How to convert datasets to data steps

How to post code

Posted in reply to Michaelcwang2

12-09-2017 08:06 PM

If I use PROC Univariate to come out a data file of n-percentile of X by J, is there a way to sql to get X>these values for each j from original dataset ? Thank you.

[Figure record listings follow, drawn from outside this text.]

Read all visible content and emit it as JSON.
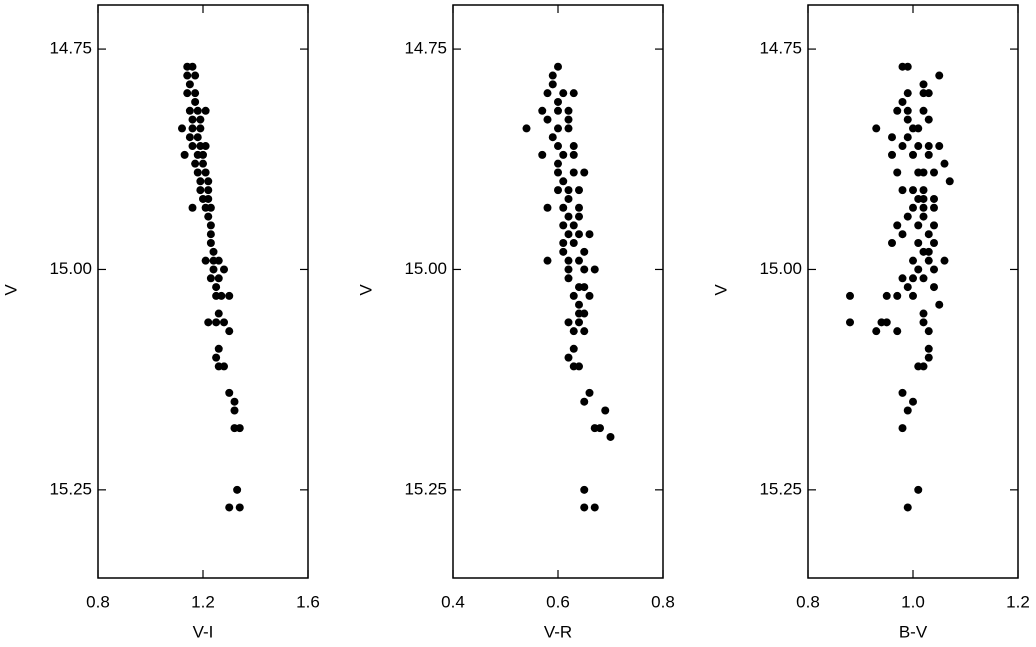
{
  "chart_data": [
    {
      "type": "scatter",
      "x_label": "V-I",
      "y_label": "V",
      "color": "#000000",
      "xlim": [
        0.8,
        1.6
      ],
      "xticks": [
        0.8,
        1.2,
        1.6
      ],
      "ylim": [
        15.35,
        14.7
      ],
      "yticks": [
        14.75,
        {
          "value": 15,
          "label": "15.00"
        },
        15.25
      ],
      "x": [
        1.14,
        1.16,
        1.14,
        1.17,
        1.15,
        1.14,
        1.17,
        1.17,
        1.15,
        1.18,
        1.21,
        1.16,
        1.19,
        1.12,
        1.16,
        1.19,
        1.15,
        1.18,
        1.16,
        1.19,
        1.21,
        1.13,
        1.18,
        1.2,
        1.17,
        1.2,
        1.18,
        1.21,
        1.19,
        1.22,
        1.19,
        1.22,
        1.2,
        1.22,
        1.16,
        1.21,
        1.23,
        1.22,
        1.23,
        1.23,
        1.23,
        1.24,
        1.21,
        1.24,
        1.26,
        1.24,
        1.28,
        1.23,
        1.26,
        1.25,
        1.25,
        1.27,
        1.3,
        1.26,
        1.22,
        1.25,
        1.28,
        1.3,
        1.26,
        1.25,
        1.26,
        1.28,
        1.3,
        1.32,
        1.32,
        1.32,
        1.34,
        1.33,
        1.3,
        1.34
      ],
      "values": [
        14.77,
        14.77,
        14.78,
        14.78,
        14.79,
        14.8,
        14.8,
        14.81,
        14.82,
        14.82,
        14.82,
        14.83,
        14.83,
        14.84,
        14.84,
        14.84,
        14.85,
        14.85,
        14.86,
        14.86,
        14.86,
        14.87,
        14.87,
        14.87,
        14.88,
        14.88,
        14.89,
        14.89,
        14.9,
        14.9,
        14.91,
        14.91,
        14.92,
        14.92,
        14.93,
        14.93,
        14.93,
        14.94,
        14.95,
        14.96,
        14.97,
        14.98,
        14.99,
        14.99,
        14.99,
        15.0,
        15.0,
        15.01,
        15.01,
        15.02,
        15.03,
        15.03,
        15.03,
        15.05,
        15.06,
        15.06,
        15.06,
        15.07,
        15.09,
        15.1,
        15.11,
        15.11,
        15.14,
        15.15,
        15.16,
        15.18,
        15.18,
        15.25,
        15.27,
        15.27
      ]
    },
    {
      "type": "scatter",
      "x_label": "V-R",
      "y_label": "V",
      "color": "#000000",
      "xlim": [
        0.4,
        0.8
      ],
      "xticks": [
        0.4,
        0.6,
        0.8
      ],
      "ylim": [
        15.35,
        14.7
      ],
      "yticks": [
        14.75,
        {
          "value": 15,
          "label": "15.00"
        },
        15.25
      ],
      "x": [
        0.6,
        0.59,
        0.59,
        0.58,
        0.61,
        0.63,
        0.6,
        0.57,
        0.6,
        0.62,
        0.58,
        0.62,
        0.54,
        0.6,
        0.62,
        0.59,
        0.6,
        0.63,
        0.57,
        0.61,
        0.63,
        0.6,
        0.6,
        0.63,
        0.65,
        0.61,
        0.6,
        0.62,
        0.64,
        0.62,
        0.58,
        0.61,
        0.64,
        0.62,
        0.64,
        0.61,
        0.63,
        0.62,
        0.64,
        0.66,
        0.61,
        0.63,
        0.61,
        0.65,
        0.58,
        0.62,
        0.64,
        0.62,
        0.65,
        0.67,
        0.62,
        0.64,
        0.65,
        0.63,
        0.66,
        0.64,
        0.64,
        0.65,
        0.62,
        0.64,
        0.63,
        0.65,
        0.63,
        0.62,
        0.63,
        0.64,
        0.66,
        0.65,
        0.69,
        0.67,
        0.68,
        0.7,
        0.65,
        0.65,
        0.67
      ],
      "values": [
        14.77,
        14.78,
        14.79,
        14.8,
        14.8,
        14.8,
        14.81,
        14.82,
        14.82,
        14.82,
        14.83,
        14.83,
        14.84,
        14.84,
        14.84,
        14.85,
        14.86,
        14.86,
        14.87,
        14.87,
        14.87,
        14.88,
        14.89,
        14.89,
        14.89,
        14.9,
        14.91,
        14.91,
        14.91,
        14.92,
        14.93,
        14.93,
        14.93,
        14.94,
        14.94,
        14.95,
        14.95,
        14.96,
        14.96,
        14.96,
        14.97,
        14.97,
        14.98,
        14.98,
        14.99,
        14.99,
        14.99,
        15.0,
        15.0,
        15.0,
        15.01,
        15.02,
        15.02,
        15.03,
        15.03,
        15.04,
        15.05,
        15.05,
        15.06,
        15.06,
        15.07,
        15.07,
        15.09,
        15.1,
        15.11,
        15.11,
        15.14,
        15.15,
        15.16,
        15.18,
        15.18,
        15.19,
        15.25,
        15.27,
        15.27
      ]
    },
    {
      "type": "scatter",
      "x_label": "B-V",
      "y_label": "V",
      "color": "#000000",
      "xlim": [
        0.8,
        1.2
      ],
      "xticks": [
        0.8,
        {
          "value": 1,
          "label": "1.0"
        },
        1.2
      ],
      "ylim": [
        15.35,
        14.7
      ],
      "yticks": [
        14.75,
        {
          "value": 15,
          "label": "15.00"
        },
        15.25
      ],
      "x": [
        0.98,
        0.99,
        1.05,
        1.02,
        0.99,
        1.02,
        1.03,
        0.98,
        0.97,
        0.99,
        1.02,
        0.99,
        1.03,
        0.93,
        1.0,
        1.01,
        0.96,
        0.99,
        0.98,
        1.01,
        1.03,
        1.05,
        0.96,
        1.0,
        1.03,
        1.06,
        0.97,
        1.01,
        1.02,
        1.04,
        1.07,
        0.98,
        1.0,
        1.02,
        1.01,
        1.02,
        1.04,
        1.0,
        1.02,
        1.04,
        0.99,
        1.02,
        0.97,
        1.01,
        1.04,
        0.98,
        1.03,
        0.96,
        1.01,
        1.04,
        1.02,
        1.03,
        1.0,
        1.03,
        1.06,
        1.01,
        1.04,
        0.98,
        1.0,
        1.02,
        0.99,
        1.04,
        0.88,
        0.95,
        0.97,
        1.0,
        1.05,
        1.02,
        0.88,
        0.94,
        0.95,
        1.02,
        0.93,
        0.97,
        1.03,
        1.03,
        1.03,
        1.01,
        1.02,
        0.98,
        1.0,
        0.99,
        0.98,
        1.01,
        0.99
      ],
      "values": [
        14.77,
        14.77,
        14.78,
        14.79,
        14.8,
        14.8,
        14.8,
        14.81,
        14.82,
        14.82,
        14.82,
        14.83,
        14.83,
        14.84,
        14.84,
        14.84,
        14.85,
        14.85,
        14.86,
        14.86,
        14.86,
        14.86,
        14.87,
        14.87,
        14.87,
        14.88,
        14.89,
        14.89,
        14.89,
        14.89,
        14.9,
        14.91,
        14.91,
        14.91,
        14.92,
        14.92,
        14.92,
        14.93,
        14.93,
        14.93,
        14.94,
        14.94,
        14.95,
        14.95,
        14.95,
        14.96,
        14.96,
        14.97,
        14.97,
        14.97,
        14.98,
        14.98,
        14.99,
        14.99,
        14.99,
        15.0,
        15.0,
        15.01,
        15.01,
        15.01,
        15.02,
        15.02,
        15.03,
        15.03,
        15.03,
        15.03,
        15.04,
        15.05,
        15.06,
        15.06,
        15.06,
        15.06,
        15.07,
        15.07,
        15.07,
        15.09,
        15.1,
        15.11,
        15.11,
        15.14,
        15.15,
        15.16,
        15.18,
        15.25,
        15.27
      ]
    }
  ]
}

Posted in reply to Michaelcwang2

12-09-2017 09:27 PM

If you have one dataset, HAVE, with J and many X values and another dataset, MEANS, with J and a cutoff value, say P95, then just join them.

```
proc sql ;
create table want as
select a.*
from have a , means b
where a.j= b.j
and a.x > b.p95
;
quit;
```

Posted in reply to Michaelcwang2

12-09-2017 09:55 PM

Thank you, Tom. Will check if it solves .

Solution

12-10-2017
07:59 PM

Posted in reply to Michaelcwang2

12-10-2017 07:59 PM

Dear Tom,

For certain reason, it still doesn't work in this way.

```
proc sql ;
173 create table want as
174 select X.*
175 from rand1 X , percentile1 P_n
176 where X.j= percentile1.j
177 and X.x > P_n.p95
```

But I did solve my problem by using PROC MEAN to create another data set by P90 of each j, then merge it with original dataset "Rand" and Merge two by j and Delete observation if X<P90 column. Anyway, thank you for all your support!

MKW

Posted in reply to Michaelcwang2

12-10-2017 11:13 PM

If your goal is to figure out what's higher than the 95th percentile, I would use the RANK proc instead and then filter that out directly.